G. Francke, über Stärkebestimmung in Körnerfrüchten.
Das früher angewendete Verfahren, die Stärke durch Erhitzen mit 1procentiger
Schwefelsäure unter Druck aufzuschlieſsen, gab Resultate, welche mit den in der
Praxis erhaltenen Zahlen nicht übereinstimmten (vgl. 1880 236 61), da durch die Schwefelsäure nicht allein Stärke, sondern auch
geringe Mengen Cellulose gelöst wurden und dadurch der Stärkegehalt stets zu hoch
gefunden wurde. Man gab daher diese Methode auf und dachte nun ohne jeden
Säurezusatz zu arbeiten. Da aber die Stärke durch Wasser allein auch unter höherem
Druck sich nur langsam löst (vgl. 1879 232 245) und
nachher beim Trennen der gelösten Stärke von der Holzfaser durch Filtriren leicht
eine Ausscheidung ersterer zu befürchten steht, so wollte man, um sicherer, zu
gehen, erst eine Vorverzuckerung stattfinden lassen, indem die fein gemahlene Frucht
bei 50° mit Diastase digerirt wurde. Das Verfahren war umständlich, wurde aber so
lange beibehalten, bis die gar zu niedrigen Resultate darauf hinwiesen, daſs durch
dieses Verfahren der wirkliche Stärkegehalt wohl nicht erhalten werde.

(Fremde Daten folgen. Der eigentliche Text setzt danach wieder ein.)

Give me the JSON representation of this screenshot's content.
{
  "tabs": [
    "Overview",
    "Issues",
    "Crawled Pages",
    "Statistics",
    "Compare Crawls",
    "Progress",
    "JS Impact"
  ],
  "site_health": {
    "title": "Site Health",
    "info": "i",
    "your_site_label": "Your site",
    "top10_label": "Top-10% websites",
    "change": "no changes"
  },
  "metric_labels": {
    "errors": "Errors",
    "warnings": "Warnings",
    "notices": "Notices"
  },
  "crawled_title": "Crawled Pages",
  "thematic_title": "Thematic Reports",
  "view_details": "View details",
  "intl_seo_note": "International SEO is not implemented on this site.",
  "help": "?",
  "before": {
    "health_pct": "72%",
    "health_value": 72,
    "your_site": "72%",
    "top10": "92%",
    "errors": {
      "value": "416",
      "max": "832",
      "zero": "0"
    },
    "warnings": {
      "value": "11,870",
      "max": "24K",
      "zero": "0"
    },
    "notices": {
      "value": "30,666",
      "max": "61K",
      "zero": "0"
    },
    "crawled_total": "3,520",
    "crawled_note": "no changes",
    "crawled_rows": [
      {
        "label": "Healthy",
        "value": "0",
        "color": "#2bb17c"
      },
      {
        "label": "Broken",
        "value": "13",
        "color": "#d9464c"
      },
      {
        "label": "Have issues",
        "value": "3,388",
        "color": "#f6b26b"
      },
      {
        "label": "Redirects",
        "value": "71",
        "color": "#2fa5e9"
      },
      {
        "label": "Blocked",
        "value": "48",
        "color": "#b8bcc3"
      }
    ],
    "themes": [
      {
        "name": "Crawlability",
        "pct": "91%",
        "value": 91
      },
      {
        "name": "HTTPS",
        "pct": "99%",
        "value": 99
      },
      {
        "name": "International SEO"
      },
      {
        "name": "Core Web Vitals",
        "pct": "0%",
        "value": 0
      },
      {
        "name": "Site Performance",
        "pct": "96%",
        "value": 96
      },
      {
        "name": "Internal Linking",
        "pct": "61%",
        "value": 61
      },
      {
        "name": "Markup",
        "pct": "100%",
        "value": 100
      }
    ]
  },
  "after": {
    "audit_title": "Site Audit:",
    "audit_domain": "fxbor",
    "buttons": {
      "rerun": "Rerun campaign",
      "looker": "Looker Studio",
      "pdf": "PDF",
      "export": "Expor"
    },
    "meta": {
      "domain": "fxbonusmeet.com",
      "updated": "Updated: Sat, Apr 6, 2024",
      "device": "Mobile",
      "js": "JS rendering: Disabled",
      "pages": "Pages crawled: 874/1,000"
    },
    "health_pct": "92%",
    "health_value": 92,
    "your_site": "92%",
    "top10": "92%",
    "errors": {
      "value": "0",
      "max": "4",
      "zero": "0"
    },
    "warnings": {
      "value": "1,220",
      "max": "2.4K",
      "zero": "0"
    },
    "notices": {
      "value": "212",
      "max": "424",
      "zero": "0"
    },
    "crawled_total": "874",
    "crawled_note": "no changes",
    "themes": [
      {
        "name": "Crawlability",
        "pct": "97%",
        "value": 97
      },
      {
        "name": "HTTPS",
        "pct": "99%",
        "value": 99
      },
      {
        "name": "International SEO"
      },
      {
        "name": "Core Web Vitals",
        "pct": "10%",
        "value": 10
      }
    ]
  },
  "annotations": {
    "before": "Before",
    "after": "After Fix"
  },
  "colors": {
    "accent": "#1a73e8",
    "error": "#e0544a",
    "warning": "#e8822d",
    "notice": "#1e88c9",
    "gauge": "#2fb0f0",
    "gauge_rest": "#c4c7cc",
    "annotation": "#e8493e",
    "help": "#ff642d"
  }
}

G. Francke (Zeitschrift für
Spiritusindustrie, 1882 S. 306) hat nun reine Kartoffelstärke, welche durch
direkte Inversion mit Salzsäure einen Stärkegehalt von 82 Proc. ergeben hatte, in
üblicher Weise verkleistert, ½ Stunde mit einem Malzauszug von bekanntem
Zuckergehalt verzuckert und schlieſslich unter Druck bei 140° 4 Stunden lang
erhitzt. Das Resultat fiel bedeutend zu niedrig aus; die aus der Fehling'schen Lösung reducirten Kupfermengen
entsprachen einem Stärkegehalt von 76,75 Proc., die Differenz betrug also 5 Proc.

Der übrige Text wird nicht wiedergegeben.